— Certo, então. Já decidiu como vai passar o resto do seu tempo? — Mesmo diante de tal situação, Kathleen parecia distante.
As palavras dela fizeram Samuel parar no meio do caminho.
Como quero passar o resto do meu tempo? Quero passar com você. Mas será que você aceitaria?
Percebendo a expressão dele, Kathleen ficou surpresa. — Por que está me olhando assim? Não me diga que...
— Não vou te colocar em uma situação difícil — garantiu Samuel. Seu rosto bonito não demonstrava emoção alguma.
Kathleen ficou paralisada.
Ele não vai me colocar em uma situação difícil? Isso significa que ele está pensando nisso.
— Decida por si mesmo. Afinal, o problema é seu. — Não havia calor na voz de Kathleen.
Isso fez Samuel se sentir ainda mais miserável.

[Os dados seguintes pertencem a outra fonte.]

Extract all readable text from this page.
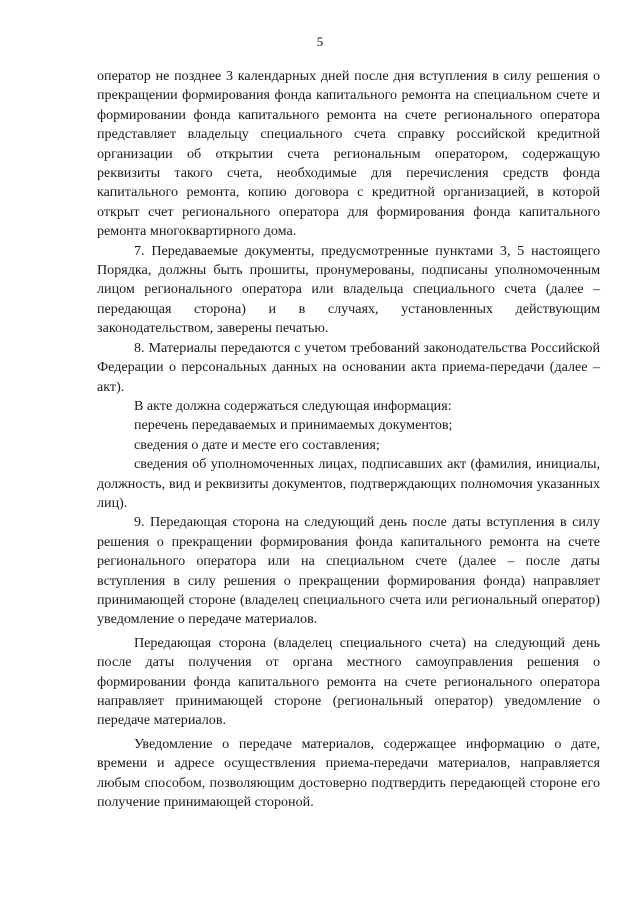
5

оператор не позднее 3 календарных дней после дня вступления в силу решения о прекращении формирования фонда капитального ремонта на специальном счете и формировании фонда капитального ремонта на счете регионального оператора представляет владельцу специального счета справку российской кредитной организации об открытии счета региональным оператором, содержащую реквизиты такого счета, необходимые для перечисления средств фонда капитального ремонта, копию договора с кредитной организацией, в которой открыт счет регионального оператора для формирования фонда капитального ремонта многоквартирного дома.

7. Передаваемые документы, предусмотренные пунктами 3, 5 настоящего Порядка, должны быть прошиты, пронумерованы, подписаны уполномоченным лицом регионального оператора или владельца специального счета (далее – передающая сторона) и в случаях, установленных действующим законодательством, заверены печатью.

8. Материалы передаются с учетом требований законодательства Российской Федерации о персональных данных на основании акта приема-передачи (далее – акт).

В акте должна содержаться следующая информация:

перечень передаваемых и принимаемых документов;

сведения о дате и месте его составления;

сведения об уполномоченных лицах, подписавших акт (фамилия, инициалы, должность, вид и реквизиты документов, подтверждающих полномочия указанных лиц).

9. Передающая сторона на следующий день после даты вступления в силу решения о прекращении формирования фонда капитального ремонта на счете регионального оператора или на специальном счете (далее – после даты вступления в силу решения о прекращении формирования фонда) направляет принимающей стороне (владелец специального счета или региональный оператор) уведомление о передаче материалов.

Передающая сторона (владелец специального счета) на следующий день после даты получения от органа местного самоуправления решения о формировании фонда капитального ремонта на счете регионального оператора направляет принимающей стороне (региональный оператор) уведомление о передаче материалов.

Уведомление о передаче материалов, содержащее информацию о дате, времени и адресе осуществления приема-передачи материалов, направляется любым способом, позволяющим достоверно подтвердить передающей стороне его получение принимающей стороной.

De lado, Richard não aguentou mais assistir. — Sra. Johnson, parece que esqueceu que é médica. Esqueceu seu dever?
— Não, não esqueci. Porém, o Sr. Macari não pediu minha ajuda — retrucou Kathleen, com um olhar indiferente.
Imediatamente, Richard olhou para Samuel.
— Você sabe como me salvar? — perguntou Samuel.
— Não posso te prometer nada, mas vou fazer o meu melhor — respondeu Kathleen com cautela.
Lançando-lhe um olhar significativo, Samuel disse: — Tudo bem. Vou confiar minha vida a você.
— Mas já aviso: não tenho certeza se posso te curar. Se eu ficar sem opções, vou te contar honestamente. Não venha me culpar quando isso acontecer — alertou Kathleen.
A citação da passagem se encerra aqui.